Monday, October 01, 2007

NAND drive rides PCIe

How soon they forget! As far as I can tell I was the first tech journalist to write about Fusion I/O (Salt Lake City) and their plans for a novel controller to take solid-state drives to a new level. Last week the startup formally launched its first product, without bothering to drop me a line.

The ioDrive is a 4x PCIe card for servers that delivers 80-640 Gbytes. I think it uses multi-level cell flash which typically has a reduced operating life over the traditional single-cell chips, but the company's Web site is vague.
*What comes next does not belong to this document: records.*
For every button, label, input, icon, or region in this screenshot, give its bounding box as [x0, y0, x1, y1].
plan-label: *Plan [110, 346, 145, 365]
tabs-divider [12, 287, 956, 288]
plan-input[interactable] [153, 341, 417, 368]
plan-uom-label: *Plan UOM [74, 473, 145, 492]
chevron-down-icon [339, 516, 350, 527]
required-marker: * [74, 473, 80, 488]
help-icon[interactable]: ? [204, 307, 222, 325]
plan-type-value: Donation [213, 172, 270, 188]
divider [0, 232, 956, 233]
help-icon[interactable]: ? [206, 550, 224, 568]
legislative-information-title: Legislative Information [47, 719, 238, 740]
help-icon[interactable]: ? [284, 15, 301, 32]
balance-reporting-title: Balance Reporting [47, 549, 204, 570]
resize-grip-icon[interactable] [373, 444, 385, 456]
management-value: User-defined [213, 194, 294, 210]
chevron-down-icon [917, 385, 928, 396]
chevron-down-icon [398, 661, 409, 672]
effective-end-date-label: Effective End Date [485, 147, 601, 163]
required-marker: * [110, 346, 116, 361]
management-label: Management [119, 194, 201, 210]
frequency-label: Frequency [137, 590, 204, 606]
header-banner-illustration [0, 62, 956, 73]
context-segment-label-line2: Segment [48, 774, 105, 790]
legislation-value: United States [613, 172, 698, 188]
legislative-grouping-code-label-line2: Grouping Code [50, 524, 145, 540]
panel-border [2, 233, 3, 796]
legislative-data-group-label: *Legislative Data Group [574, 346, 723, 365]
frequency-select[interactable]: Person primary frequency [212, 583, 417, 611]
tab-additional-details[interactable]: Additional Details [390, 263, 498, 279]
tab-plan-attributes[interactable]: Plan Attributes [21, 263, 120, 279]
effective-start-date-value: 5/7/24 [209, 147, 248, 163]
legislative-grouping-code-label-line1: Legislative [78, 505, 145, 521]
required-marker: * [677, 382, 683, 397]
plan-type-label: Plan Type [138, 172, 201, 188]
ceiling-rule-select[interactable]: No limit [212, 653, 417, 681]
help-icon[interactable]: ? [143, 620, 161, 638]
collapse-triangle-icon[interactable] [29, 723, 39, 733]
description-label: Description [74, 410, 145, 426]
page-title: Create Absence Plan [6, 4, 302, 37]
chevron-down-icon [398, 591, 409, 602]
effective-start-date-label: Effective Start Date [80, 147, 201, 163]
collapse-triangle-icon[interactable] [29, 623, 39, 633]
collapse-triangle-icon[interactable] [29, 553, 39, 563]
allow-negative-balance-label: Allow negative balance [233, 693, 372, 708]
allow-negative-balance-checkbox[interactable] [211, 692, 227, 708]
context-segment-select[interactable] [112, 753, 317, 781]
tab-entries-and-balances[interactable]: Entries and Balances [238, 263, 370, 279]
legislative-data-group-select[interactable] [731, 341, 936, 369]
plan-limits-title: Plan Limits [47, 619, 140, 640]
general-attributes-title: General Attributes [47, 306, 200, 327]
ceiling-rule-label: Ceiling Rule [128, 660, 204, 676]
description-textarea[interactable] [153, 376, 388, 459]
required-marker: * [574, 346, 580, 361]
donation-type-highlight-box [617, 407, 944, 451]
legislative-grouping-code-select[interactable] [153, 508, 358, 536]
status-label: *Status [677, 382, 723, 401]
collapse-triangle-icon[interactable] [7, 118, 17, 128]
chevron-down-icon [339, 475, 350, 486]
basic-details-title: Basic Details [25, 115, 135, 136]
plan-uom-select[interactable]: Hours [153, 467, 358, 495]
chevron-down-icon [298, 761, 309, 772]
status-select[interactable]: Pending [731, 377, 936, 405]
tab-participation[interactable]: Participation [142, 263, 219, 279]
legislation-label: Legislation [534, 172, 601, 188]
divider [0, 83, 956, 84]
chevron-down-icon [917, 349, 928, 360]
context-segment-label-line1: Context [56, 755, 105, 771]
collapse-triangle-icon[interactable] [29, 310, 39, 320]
It is clear on performance, stating the drive executes 100,000 IOPS (input/output per second) per card with sustained data rates of 800MB/sec (read) and 600MB/sec (write).

That compares favorably with high-end, solid-state server drives such as the 3.5-inch Zeus from Stec that packs 146 Gbytes and delivers 50,000 I/OPS riding hard disk interconnects such as SATA. Fusion IO showed its card running in a Hewlett-Packard blade server at last week's Demo Fall '07 conference, but it has not detailed the technology inside its controller chip yet. (I've got a call into them.)

The company does say the controller uses error correction and wear-leveling to deliver a service life of eight years compared to the five year service life of hard drives. The cards, which will be available early next year for $30 per Gbyte, can be used for either local storage or CPU caching across a wide range of server apps.

Although Fusion IO seems to have an edge, this is an increasingly crowded space. I have heard there are a few other companies with flash controllers in the works, including Marvell. And Intel's Pat Gelsinger held up a solid-stat drive at the Intel Developer Forum just two weeks ago and promised the world's biggest chip maker will get into this market, too.